To further safe area, the pixels do not comprise an address decoder and one-hot encoded signals are propagated directly to the pixels. Besides these addressing lines, the memory needs eight further signals for control. The total of 58 signals however is too much to be routed in a single pixel column and is therefore shared among four pixels. This is conveniently possible because the memory spans the entire pixel width and the horizontal signal wires thus run solely above the memory and do not interfere with any other circuits. In each pixel column, one fourth of the control signals is routed which is little enough to avoid congestion. Each signal is buffered once for four pixels to de-load the vertically running signal lines. Each pixel cell therefore comprises 15 buffers, which are connected a level above the pixel cell in the hierarchy.
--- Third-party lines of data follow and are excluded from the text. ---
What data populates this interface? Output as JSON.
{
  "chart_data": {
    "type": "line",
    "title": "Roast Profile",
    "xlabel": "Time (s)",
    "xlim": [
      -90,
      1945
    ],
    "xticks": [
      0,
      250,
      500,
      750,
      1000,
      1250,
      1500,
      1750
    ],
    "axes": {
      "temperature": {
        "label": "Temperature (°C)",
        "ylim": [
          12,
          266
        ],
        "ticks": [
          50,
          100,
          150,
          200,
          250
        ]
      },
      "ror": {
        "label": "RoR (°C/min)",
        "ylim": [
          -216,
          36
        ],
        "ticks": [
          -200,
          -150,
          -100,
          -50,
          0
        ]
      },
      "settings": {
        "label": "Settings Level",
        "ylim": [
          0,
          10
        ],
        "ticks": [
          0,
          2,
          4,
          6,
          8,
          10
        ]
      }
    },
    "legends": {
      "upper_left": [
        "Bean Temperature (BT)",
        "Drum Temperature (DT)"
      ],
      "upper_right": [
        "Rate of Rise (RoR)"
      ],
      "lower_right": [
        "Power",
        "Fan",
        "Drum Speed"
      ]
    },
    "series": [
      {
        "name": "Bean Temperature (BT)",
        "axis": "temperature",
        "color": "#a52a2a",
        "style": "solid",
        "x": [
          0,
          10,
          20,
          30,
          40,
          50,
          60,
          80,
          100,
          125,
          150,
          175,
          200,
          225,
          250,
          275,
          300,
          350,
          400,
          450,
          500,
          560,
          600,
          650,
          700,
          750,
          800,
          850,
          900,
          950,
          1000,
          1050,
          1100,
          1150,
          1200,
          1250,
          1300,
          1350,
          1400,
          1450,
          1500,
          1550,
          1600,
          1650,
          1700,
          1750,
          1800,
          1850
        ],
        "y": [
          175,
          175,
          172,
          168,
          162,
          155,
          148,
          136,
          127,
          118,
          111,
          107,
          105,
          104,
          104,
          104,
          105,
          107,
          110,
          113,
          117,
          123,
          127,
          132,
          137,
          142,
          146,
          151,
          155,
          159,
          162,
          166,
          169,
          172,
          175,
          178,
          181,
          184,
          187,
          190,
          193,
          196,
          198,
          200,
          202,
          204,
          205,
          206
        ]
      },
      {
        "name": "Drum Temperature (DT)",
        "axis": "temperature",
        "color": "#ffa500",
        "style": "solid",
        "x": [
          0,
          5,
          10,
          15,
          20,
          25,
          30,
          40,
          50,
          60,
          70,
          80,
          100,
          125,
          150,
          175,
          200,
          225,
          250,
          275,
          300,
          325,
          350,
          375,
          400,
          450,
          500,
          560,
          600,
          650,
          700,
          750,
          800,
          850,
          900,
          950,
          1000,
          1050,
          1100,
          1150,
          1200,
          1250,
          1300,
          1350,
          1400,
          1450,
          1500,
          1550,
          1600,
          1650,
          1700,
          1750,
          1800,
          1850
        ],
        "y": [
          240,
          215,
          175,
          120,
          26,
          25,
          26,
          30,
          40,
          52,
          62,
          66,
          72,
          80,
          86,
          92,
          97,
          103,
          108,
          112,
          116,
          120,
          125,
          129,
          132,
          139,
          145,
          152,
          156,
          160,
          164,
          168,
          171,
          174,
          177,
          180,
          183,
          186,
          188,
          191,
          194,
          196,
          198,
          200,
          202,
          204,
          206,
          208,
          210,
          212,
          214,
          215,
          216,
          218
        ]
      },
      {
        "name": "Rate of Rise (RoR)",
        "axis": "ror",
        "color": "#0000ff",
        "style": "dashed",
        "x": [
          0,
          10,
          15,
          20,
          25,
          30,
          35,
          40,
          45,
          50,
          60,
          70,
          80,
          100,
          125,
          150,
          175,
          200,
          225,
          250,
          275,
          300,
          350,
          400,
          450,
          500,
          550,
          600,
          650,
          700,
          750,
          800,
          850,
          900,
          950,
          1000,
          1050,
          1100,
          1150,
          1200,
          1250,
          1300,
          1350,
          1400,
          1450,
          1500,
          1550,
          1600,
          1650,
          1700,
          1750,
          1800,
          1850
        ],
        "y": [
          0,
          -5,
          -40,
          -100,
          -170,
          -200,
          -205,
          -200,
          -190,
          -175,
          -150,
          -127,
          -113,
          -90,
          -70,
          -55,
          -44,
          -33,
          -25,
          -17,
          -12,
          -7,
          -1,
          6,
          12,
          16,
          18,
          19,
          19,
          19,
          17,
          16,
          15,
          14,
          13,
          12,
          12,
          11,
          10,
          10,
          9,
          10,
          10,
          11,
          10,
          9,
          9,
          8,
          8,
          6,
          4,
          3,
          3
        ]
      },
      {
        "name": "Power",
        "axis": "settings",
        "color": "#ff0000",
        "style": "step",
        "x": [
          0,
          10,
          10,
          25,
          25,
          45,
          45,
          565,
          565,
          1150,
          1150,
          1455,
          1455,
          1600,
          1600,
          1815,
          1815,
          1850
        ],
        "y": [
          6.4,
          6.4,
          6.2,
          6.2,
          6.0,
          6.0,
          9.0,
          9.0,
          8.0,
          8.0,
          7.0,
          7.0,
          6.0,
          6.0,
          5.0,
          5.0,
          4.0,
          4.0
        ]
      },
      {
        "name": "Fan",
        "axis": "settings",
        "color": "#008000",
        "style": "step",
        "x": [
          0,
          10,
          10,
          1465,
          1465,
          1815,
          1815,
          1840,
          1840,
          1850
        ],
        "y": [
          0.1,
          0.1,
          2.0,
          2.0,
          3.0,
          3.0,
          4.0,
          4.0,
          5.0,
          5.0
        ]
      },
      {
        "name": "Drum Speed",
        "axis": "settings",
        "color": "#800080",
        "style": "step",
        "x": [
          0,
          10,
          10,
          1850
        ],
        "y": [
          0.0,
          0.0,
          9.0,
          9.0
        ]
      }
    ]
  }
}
The routing scheme is illustrated exemplary for four control signals in figure 5.16.
The testing mechanism for the memory is described in the section 5.3.5 because it makes use of the readout structures. The memory can be turned off by disabling the peripheral controller in which case only the last word written on the BitBus is held and transferred into the readout register (single frame readout).